Post Installation Best Practices
The following best practices should be followed upon successful installation of Windows Azure Services for Windows Server.
Replace Untrusted Self-Signed Certificates with Trusted Certificates
Each Service Management component is installed on an IIS web site which by default is configured with a self-signed certificate. Because these self-signed certificates are not issued by any of the Trusted Root Certification Authorities that your browser loads upon startup, your browser will display a security warning when you attempt to connect to any of the sites. It is recommended that the self-signed certificates used by the MgmtSvc-TenantSite and MgmtSvc-TenantPublicAPI (publicly facing services) be replaced with certificates issued by a Trusted Root Certification Authority to avoid this experience. The MgmtSvc-AdminSite may also benefit from a replacement of the self-signed certificate.
Services which aren’t accessed by users, such as the Service Management APIs and Resource Providers, ignore certificate validation errors by default. This is done via the ServicePointManager.ServerCertificateValidationCallback Property. If this presents a security concern, it is recommended that the untrusted self-signed certificates be replaced with valid certificates issued by a recognized Certificate Authority and that the validation override be turned off, or set to false.
The configuration settings that govern this validation override are in each Web site’s web.config file as follows:
For the Service Management Admin and Tenant Web sites (MgmtSvc-AdminSite and MgmtSvc-TenantSite):
<add key="Microsoft.Azure.Portal.Configuration.AppManagementConfiguration.Rdfe2DisableCertificateValidation" value="false" />
For the Service Management API Web site(s) (MgmtSvc-AdminAPI, MgmtSvc-TenantAPI and MgmtSvc-TenantPublicAPI):
<add key="DisableSslCertValidation" value="false" />
For each of these keys the default value is true (permit the use of untrusted certificates) so when set to false the use of untrusted certificates is disallowed.
</appSettings> section of the web.config files are encrypted by default. To modify the
</appSettings> section of the web.config files it is necessary to decrypt the file, apply changes and then re-encrypt the files. To decrypt and re-encrypt the web.config files run the following PowerShell commands on the machine where the web.config file is located:
- To decrypt:
Unprotect-MgmtSvcConfiguration –Namespace <namespace>
- To re-encrypt:
Protect-MgmtSvcConfiguration –Namespace <namespace>
<namespace>is one of the following:
Enable HTTP Endpoints on Admin and/or Tenant Portals for HTTP-HTTPS Redirection
By default, the Service Management Admin and Tenant portals are configured to use only HTTPS. The web.config file for each portal web site contains a redirect rule to route all HTTP traffic to HTTPS but this is only of use if the respective portals are bound to a valid HTTP endpoint. In order to accept traffic over HTTP port 80 the portal web sites must be manually configured with additional bindings. Complete the following steps to enable the portal web sites to accept traffic on HTTP port 80 and enable redirection of this traffic using the redirect rule in the web.config file:
Replace the self-signed SSL certificate used by the Portal(s) web site(s) with a certificate issued by a recognized Trusted Root Certification Authority.
Add an HTTP site binding on port 80 for the Portal(s) web site(s)
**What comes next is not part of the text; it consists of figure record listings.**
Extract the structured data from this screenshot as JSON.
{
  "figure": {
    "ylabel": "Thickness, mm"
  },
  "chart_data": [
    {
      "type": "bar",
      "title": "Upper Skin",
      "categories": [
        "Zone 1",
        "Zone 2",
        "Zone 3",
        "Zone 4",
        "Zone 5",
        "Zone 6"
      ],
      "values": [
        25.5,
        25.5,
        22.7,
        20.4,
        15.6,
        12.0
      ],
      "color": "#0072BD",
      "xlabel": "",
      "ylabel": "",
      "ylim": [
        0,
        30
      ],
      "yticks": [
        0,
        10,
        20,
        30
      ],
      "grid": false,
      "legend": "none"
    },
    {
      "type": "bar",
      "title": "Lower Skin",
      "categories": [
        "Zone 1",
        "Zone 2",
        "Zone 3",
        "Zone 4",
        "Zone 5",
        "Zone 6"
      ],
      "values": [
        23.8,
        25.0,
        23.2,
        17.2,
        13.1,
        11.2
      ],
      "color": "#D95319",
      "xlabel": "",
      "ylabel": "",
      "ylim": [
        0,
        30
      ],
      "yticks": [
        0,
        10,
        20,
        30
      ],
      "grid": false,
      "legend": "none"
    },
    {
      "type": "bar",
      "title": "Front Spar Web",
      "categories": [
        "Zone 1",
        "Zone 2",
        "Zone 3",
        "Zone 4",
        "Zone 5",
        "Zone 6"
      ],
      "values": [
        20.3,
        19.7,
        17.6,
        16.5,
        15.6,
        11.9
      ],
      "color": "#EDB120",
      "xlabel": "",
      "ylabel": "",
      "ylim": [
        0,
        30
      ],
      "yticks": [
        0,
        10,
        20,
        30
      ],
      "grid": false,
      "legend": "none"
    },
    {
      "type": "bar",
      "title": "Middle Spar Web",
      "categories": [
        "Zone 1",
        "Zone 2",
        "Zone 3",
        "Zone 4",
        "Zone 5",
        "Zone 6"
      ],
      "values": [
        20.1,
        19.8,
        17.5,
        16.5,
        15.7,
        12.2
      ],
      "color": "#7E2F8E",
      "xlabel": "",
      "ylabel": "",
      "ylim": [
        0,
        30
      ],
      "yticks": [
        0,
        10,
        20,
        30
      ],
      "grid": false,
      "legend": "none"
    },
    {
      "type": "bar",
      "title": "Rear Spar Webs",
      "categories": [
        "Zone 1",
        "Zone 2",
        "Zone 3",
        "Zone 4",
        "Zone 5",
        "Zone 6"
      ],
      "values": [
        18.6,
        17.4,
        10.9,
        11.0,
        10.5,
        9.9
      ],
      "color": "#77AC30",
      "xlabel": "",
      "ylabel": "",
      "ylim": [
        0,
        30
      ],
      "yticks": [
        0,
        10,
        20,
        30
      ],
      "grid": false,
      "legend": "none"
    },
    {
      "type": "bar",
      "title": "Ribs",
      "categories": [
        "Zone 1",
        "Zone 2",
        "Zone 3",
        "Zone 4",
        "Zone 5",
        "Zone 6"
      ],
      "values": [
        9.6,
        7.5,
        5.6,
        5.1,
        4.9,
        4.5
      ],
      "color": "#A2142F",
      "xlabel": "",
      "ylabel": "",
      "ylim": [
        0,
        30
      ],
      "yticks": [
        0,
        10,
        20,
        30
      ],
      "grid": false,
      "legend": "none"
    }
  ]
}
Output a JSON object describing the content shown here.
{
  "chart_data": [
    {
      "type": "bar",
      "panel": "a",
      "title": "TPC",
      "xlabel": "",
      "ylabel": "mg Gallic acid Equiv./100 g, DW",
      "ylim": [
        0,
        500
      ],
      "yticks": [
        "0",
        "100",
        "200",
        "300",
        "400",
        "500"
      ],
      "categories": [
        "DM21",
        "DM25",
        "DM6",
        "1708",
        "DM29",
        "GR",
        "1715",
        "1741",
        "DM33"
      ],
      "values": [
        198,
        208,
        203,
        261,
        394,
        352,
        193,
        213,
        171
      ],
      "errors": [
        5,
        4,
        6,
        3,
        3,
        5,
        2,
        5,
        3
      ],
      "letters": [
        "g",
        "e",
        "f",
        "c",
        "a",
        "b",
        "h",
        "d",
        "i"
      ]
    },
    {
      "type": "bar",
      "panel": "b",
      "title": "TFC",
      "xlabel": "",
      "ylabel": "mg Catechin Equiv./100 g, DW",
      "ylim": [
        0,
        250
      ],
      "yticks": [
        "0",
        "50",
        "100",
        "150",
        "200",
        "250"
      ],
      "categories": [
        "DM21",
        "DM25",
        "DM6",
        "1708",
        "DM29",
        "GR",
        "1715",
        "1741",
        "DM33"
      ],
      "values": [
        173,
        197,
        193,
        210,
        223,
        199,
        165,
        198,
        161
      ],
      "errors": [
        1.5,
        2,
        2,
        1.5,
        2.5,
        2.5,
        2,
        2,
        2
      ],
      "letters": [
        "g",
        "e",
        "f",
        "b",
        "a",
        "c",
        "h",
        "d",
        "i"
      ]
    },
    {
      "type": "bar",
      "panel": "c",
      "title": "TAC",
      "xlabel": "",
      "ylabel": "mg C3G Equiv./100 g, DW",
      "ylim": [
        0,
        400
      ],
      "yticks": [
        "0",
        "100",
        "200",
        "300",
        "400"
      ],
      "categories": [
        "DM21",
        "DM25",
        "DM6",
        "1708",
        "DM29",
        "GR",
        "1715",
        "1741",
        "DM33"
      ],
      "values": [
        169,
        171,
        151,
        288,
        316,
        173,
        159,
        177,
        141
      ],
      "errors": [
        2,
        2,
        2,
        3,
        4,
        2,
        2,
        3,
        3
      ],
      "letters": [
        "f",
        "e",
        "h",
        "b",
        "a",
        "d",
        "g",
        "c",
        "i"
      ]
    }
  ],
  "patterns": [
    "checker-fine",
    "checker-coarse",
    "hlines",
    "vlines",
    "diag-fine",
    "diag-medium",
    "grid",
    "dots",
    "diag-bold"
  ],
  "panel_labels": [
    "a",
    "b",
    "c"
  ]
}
Modify the existing HTTPS site binding(s) on port(s) 30091 and/or 30081 with HTTPS site bindings on the default port of 443
Configure Tenant Portal Certificate(s) to Ensure WebMatrix “One-click” Installation Functionality
End users will be unable to install WebMatrix from the Tenant portal but will instead receive an error if the Tenant portal is configured to use an untrusted certificate. Replace the default self-signed SSL certificate used by the Tenant Portal web site(s) with a certificate issued by a Trusted Root Certification Authority to address this issue and ensure that end users can complete a “One-click” installation of WebMatrix.
Verify TCPIP Configuration of Admin and Tenant Portal Web Sites
By default, the Service Management Admin and Tenant portals are configured to use only HTTPS bound to port 30091 and 30091 respectively. Ensure that the portal web sites are bound to a TCPIP port that end users and/or system administrators are expecting, such as port 443 for HTTPS and port 80 for HTTP.
Verify Correct Public DNS Settings for all Internet Facing Web Sites
During Web Site Cloud setup, when configuring the Web Site Cloud Service Management Portal, you are prompted for the domain name to be used for end user websites. Verify that all Internet facing web sites are configured with the appropriate IP address assignments as described in Public DNS Mappings.